Saturday, August 29, 2009

Thumping backwards.

When you begin to hear foot steps other than yours, your heart thumps.
When you see shadows multiplying, you heart thumps.
And when the skies begin to flash dance, your heart thumps.

And it's not the kind of thump your use to, your hearts beating backwards, and it feels like a heart ache, similar but not the same. It's similar to the heart ache in a relationship, it's similar to the heart ache you feel when your excited.
But this one is darker, you feel fear stealthing into your heart, it begins to devour you, and you feel completely vulnerable.
It's growing in you, and your hearts thumping faster. You suddenly begin to think. And you come to a conclusion that, your times anytime.

Your walking under poles and tree's. The dance floor is eternal. Times ticking, and your thinking about your death. Dying at the door step, dying on the road. Dying alone.

Your hearts still thumping backwards, and the fear has reached your eyes. Your afraid. You feel like this, now, is your time.
And the fear that you've consumed suddenly begins to ripple. Your faith has come. And you begin to think, i'm not ready yet.
It's not worth it. The hard way is the only way. Your hearts thumping inwards again, and every minute you'd double think. You'd reassure yourself. This is what i want.You've reached your door step, and you thank God that you wern't alone.

I dont know what overcame me, but i felt like my time had come. I'll be honest, when i was a child, i remember having huge migrains which were apparently incurable. My faith healed me, indefiniatly.

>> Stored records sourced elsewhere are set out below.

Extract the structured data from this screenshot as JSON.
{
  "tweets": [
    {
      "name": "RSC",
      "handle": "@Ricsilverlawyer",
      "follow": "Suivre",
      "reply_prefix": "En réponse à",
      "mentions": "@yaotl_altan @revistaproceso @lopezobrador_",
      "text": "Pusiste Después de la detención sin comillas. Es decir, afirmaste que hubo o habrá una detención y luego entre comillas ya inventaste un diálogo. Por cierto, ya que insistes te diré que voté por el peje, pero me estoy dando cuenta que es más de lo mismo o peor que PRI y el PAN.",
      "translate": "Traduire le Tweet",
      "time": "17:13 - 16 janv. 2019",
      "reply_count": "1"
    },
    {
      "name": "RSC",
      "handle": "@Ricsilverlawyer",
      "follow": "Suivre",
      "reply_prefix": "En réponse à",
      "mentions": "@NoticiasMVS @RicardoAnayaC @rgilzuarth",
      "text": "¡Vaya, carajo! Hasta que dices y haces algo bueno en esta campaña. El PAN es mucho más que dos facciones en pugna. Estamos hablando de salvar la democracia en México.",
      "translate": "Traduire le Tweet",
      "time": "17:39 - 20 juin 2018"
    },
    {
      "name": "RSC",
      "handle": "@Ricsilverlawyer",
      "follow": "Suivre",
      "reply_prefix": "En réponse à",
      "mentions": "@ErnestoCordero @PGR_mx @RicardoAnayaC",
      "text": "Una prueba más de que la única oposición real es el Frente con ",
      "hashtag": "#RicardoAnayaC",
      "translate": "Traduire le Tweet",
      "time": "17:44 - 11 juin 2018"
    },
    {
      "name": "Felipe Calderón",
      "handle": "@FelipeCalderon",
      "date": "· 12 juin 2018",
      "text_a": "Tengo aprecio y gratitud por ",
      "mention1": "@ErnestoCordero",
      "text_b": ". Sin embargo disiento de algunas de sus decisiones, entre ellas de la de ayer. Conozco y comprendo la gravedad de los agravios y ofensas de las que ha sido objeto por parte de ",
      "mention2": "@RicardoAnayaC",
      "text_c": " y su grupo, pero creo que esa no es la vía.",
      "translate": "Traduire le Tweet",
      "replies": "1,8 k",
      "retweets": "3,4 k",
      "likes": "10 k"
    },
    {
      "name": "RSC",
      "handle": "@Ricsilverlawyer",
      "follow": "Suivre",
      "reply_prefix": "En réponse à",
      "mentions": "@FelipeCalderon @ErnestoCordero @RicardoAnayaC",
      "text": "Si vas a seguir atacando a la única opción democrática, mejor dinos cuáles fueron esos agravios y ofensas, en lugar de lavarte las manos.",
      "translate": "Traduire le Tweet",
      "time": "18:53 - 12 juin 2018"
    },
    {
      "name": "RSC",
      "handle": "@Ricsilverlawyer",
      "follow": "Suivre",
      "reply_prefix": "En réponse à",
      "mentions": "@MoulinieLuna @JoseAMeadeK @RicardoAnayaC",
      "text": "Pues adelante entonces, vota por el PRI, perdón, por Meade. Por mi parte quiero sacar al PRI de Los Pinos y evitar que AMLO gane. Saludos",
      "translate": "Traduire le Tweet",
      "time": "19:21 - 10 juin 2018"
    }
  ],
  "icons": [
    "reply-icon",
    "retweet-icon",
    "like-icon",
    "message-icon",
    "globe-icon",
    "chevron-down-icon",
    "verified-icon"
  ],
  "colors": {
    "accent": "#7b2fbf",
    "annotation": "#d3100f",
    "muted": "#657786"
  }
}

I spoke to God, perhaps made a deal. I told him, God, if your there, if you do exist, please cure me, give me a second chance. Let me live til im 20, or til im married, or have a family, or atleast 20. I promise i'll be a better person, i'll donate to the poor, i'll give food to the broken, i'll be nice to people, i'll be what you want, i'll help out, i'll go to church, i'll read the bible, i'll do anything. I woke up cured and happy. I had forgotten our conversation and the promise. Last year Cherie got me to church, and there was a sermon. Pastor Ashleigh was speaking, and my spine shivered on me, i suddenly remembered my promise. I slowly began to fullfill it, trying to become better than who i was. And so heres the truth. I'm sorta scared that maybe my time is next year. I'm feeling limited. When lightning was flashing infront of me tonight, i was so afraid, i wanted to call my mum to pick me up, i didnt want to wake her. I thought maybe i'll sit somewhere til the skies calm down. I was thinking why i didnt go with Cherie and Raf to the interchange. I began to double think. My heart was aching, i could feel that even my internals were afraid. I felt like i didnt want to move, because i didnt want to see how the night would end up.

A couple of years ago, in primary school, lightning flashed past me and my friend probably 3-5cm's across our face. I see all these cars driving past me, and im thinking they're so safe, i wish i was in one right now. So i begin to walk slowly, i see a taxi, and im thinking, i could, but then, i felt like saying no to my consience. I decided to test my faith. I'll walk even though im scared, i'll move foward even though im mentally crippled. God's with me, he doesnt want me to die, thats the Devils doing, making me contradict myself. And so i thought back. I've certainly encountered many near death experiences. And if i've survived, its only because my purpose is not yet fullfilled.

I dont know what it is, but maybe the people i save might. Maybe a sermon in church might reach me deeply, maybe what i experience will allow me to understand what it is im searching for. Maybe i'll live longer to dream out my unanswered questions. Maybe an Angel might fall from the sky and land in my backyard. So i just wanted to say. Faith is really all we have that connects us with our spiritual self and the Holy Spirit. Maybe i was suppose to walk home and face the fear i've been trying to avoid. Maybe next year is it. So why do i feel like im gonna live no matter what happens? This is a very typical question, but, if you had one wish, what would it be? If you dont have a blogster, or anything, you should create one just to answer my lame questions. Im just curious. Mine would be time travel. I'll explain why another time. But if you do think of something, interesting or not, i'd appreciate your effort. My hearts thumping normal again. It's safe, and its 1.23am. Nobodys online.



He definiatly reigns over the skies.